Calculations for how each VE % published in the LA Times article are shown in the following table and shows how absurd it is to conclude that one vaccine is better than the other for any of these subgroups. The comparisons made were not always even between subgroups of the same criteria, showing the VE % for ages 65+ for the Moderna trial and ages 56+ for the Pfizer trial in the evaluation of whether these vaccines are effective in older people.
There simply is not enough data to assess efficacy among groups that make up a small percentage of the trial participants. While there are efforts to recruit people of color and older trial participants and most of these trials end enrollment for younger white people once they reach certain overall enrollment goals, it would take thousands more Asian, Black, and other trial participants to make any meaningful assessment on the vaccine’s efficacy for any of these specific groups.
“Researchers used artificial intelligence and machine learning to examine a vaccine similar to these big developers', and found that while less than 0.5 percent of white trial participants didn't respond strongly to the vaccine, nearly 10 percent of Asian participants didn't.”

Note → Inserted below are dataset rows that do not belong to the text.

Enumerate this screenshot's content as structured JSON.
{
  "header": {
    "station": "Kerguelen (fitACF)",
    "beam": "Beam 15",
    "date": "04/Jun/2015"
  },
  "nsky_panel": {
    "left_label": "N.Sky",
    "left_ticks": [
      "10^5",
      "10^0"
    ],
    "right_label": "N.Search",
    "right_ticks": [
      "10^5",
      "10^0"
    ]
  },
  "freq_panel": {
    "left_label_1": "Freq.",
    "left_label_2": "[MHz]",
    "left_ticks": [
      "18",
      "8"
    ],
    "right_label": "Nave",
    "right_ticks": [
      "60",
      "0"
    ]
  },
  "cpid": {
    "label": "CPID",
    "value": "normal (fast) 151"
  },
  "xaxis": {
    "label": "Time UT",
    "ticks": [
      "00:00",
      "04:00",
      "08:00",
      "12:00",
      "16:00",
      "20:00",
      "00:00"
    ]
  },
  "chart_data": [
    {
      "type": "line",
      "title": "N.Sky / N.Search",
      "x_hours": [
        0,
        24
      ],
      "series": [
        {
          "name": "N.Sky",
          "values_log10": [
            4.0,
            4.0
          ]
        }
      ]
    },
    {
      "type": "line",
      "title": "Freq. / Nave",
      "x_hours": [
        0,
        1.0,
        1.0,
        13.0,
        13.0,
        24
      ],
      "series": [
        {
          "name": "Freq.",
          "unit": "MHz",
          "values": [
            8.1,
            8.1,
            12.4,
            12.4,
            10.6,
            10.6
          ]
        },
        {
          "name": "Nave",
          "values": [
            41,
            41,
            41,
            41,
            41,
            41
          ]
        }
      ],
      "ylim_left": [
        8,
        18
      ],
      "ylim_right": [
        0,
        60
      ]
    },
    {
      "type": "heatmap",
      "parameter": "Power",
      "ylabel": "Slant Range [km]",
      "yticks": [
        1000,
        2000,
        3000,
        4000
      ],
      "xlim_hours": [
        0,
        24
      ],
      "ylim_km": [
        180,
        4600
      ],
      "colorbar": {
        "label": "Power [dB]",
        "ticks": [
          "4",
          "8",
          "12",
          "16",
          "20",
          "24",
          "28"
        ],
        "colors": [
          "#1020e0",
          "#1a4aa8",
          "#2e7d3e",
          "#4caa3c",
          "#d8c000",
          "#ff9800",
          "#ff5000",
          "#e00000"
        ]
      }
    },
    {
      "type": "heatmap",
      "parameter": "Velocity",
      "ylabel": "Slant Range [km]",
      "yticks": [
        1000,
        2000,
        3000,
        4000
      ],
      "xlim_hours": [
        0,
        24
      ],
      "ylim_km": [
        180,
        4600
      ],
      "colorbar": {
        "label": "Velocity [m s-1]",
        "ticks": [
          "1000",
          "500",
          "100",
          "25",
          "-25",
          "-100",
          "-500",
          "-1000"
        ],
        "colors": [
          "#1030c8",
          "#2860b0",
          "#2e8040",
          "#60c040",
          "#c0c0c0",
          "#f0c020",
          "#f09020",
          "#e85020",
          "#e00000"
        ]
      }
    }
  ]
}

This is misleading and overblows the potential racial disparity in vaccine efficacy. For a summary of the immunological reasons for this, please refer to this Twitter thread by professor of immunology Akiko Wasaki. Yahoo also reports on the study as if it were a clinical trial performed on real people, but it was a computer simulation that modeled theoretical vaccines.

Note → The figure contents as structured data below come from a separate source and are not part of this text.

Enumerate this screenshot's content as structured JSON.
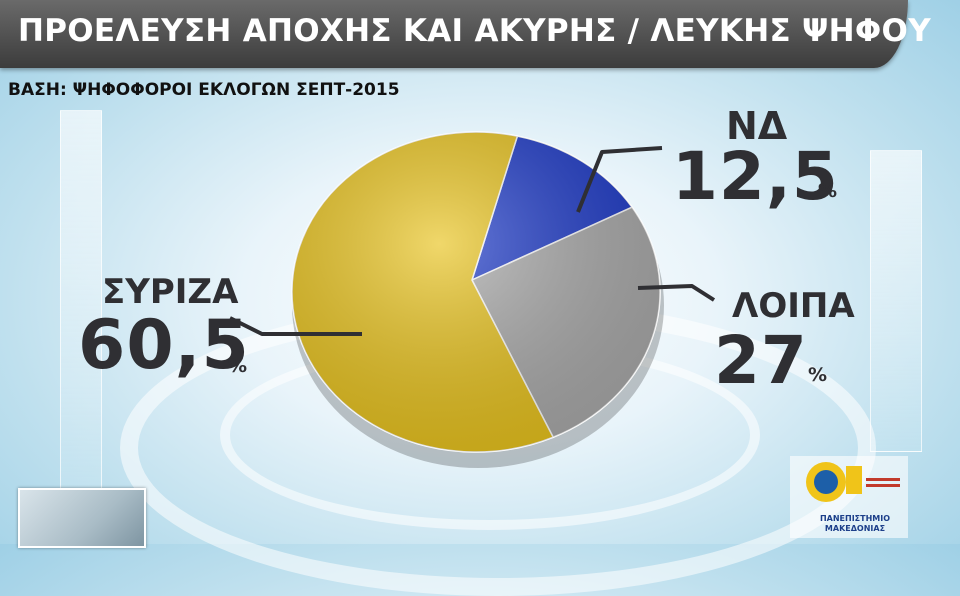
{
  "title": "ΠΡΟΕΛΕΥΣΗ ΑΠΟΧΗΣ ΚΑΙ ΑΚΥΡΗΣ / ΛΕΥΚΗΣ ΨΗΦΟΥ",
  "subtitle": "ΒΑΣΗ: ΨΗΦΟΦΟΡΟΙ ΕΚΛΟΓΩΝ ΣΕΠΤ-2015",
  "logo_text": "ΠΑΝΕΠΙΣΤΗΜΙΟ ΜΑΚΕΔΟΝΙΑΣ",
  "chart_data": {
    "type": "pie",
    "title": "ΠΡΟΕΛΕΥΣΗ ΑΠΟΧΗΣ ΚΑΙ ΑΚΥΡΗΣ / ΛΕΥΚΗΣ ΨΗΦΟΥ",
    "subtitle": "ΒΑΣΗ: ΨΗΦΟΦΟΡΟΙ ΕΚΛΟΓΩΝ ΣΕΠΤ-2015",
    "unit": "%",
    "slices": [
      {
        "label": "ΝΔ",
        "value": 12.5,
        "value_text": "12,5",
        "color": "#1a37c8"
      },
      {
        "label": "ΛΟΙΠΑ",
        "value": 27,
        "value_text": "27",
        "color": "#a9a9a9"
      },
      {
        "label": "ΣΥΡΙΖΑ",
        "value": 60.5,
        "value_text": "60,5",
        "color": "#e8c21a"
      }
    ]
  }
}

The MIT study found striking simulated racial disparities for a predicted vaccine that only encodes the receptor binding domain (RBD) of the spike protein. 37.3% of Asian people's immune systems wouldn't be able to recognize an RBD vaccine.
However, Moderna's vaccine encodes the entire spike protein. Astrazeneca's vaccine encodes the entire spike protein. Pfizer performed trials on two vaccine variants: one encoding only the RBD and one with whole spike protein. The whole spike protein version of Pfizer's vaccine is the only one approved for emergency use in the UK and US. The MIT study actually predicts more than 98% robust coverage for every demographic group for a vaccine that encodes the whole spike protein.
The study does say that vaccines which contain the whole virus, or at least includes more than one viral protein, are more robustly effective than a vaccine which only expresses the spike protein. For example, we can infer from the MIT study that SinoVac’s inactivated virus vaccine is more effective than any vaccines developed by Operation Warp Speed. However, the MIT study suggests that all the vaccines developed by these US companies are predicted to be effective for most people in every demographic group as well.
Additionally, Asian, Black, and other people of color continue to be specifically recruited for trials in order to have diversity in participants. Many trials are beginning to exclusively recruit older people (also underrepresented in trials but overrepresented in COVID infections and deaths) or people of color to prove their efficacy across more demographic groups.
There are two take-home messages we’d like to focus on.
1. Much of the scientific journalism on America’s COVID vaccines has been inaccurate, misleading, fearmongering, and irresponsible. That should make people think extra hard about how poorly represented the Chinese (and likely future other non-Western) vaccines are in any reporting on them done by Western corporate media.
2. The US clearly has enough problems to worry about with domestic COVID containment, vaccine production and distribution, and lack of clear and accurate reporting of information to the people. American corporate media should stop wasting its time speculating on China’s vaccines and COVID caseload from last winter. These are racist distractions that only hurt Americans further.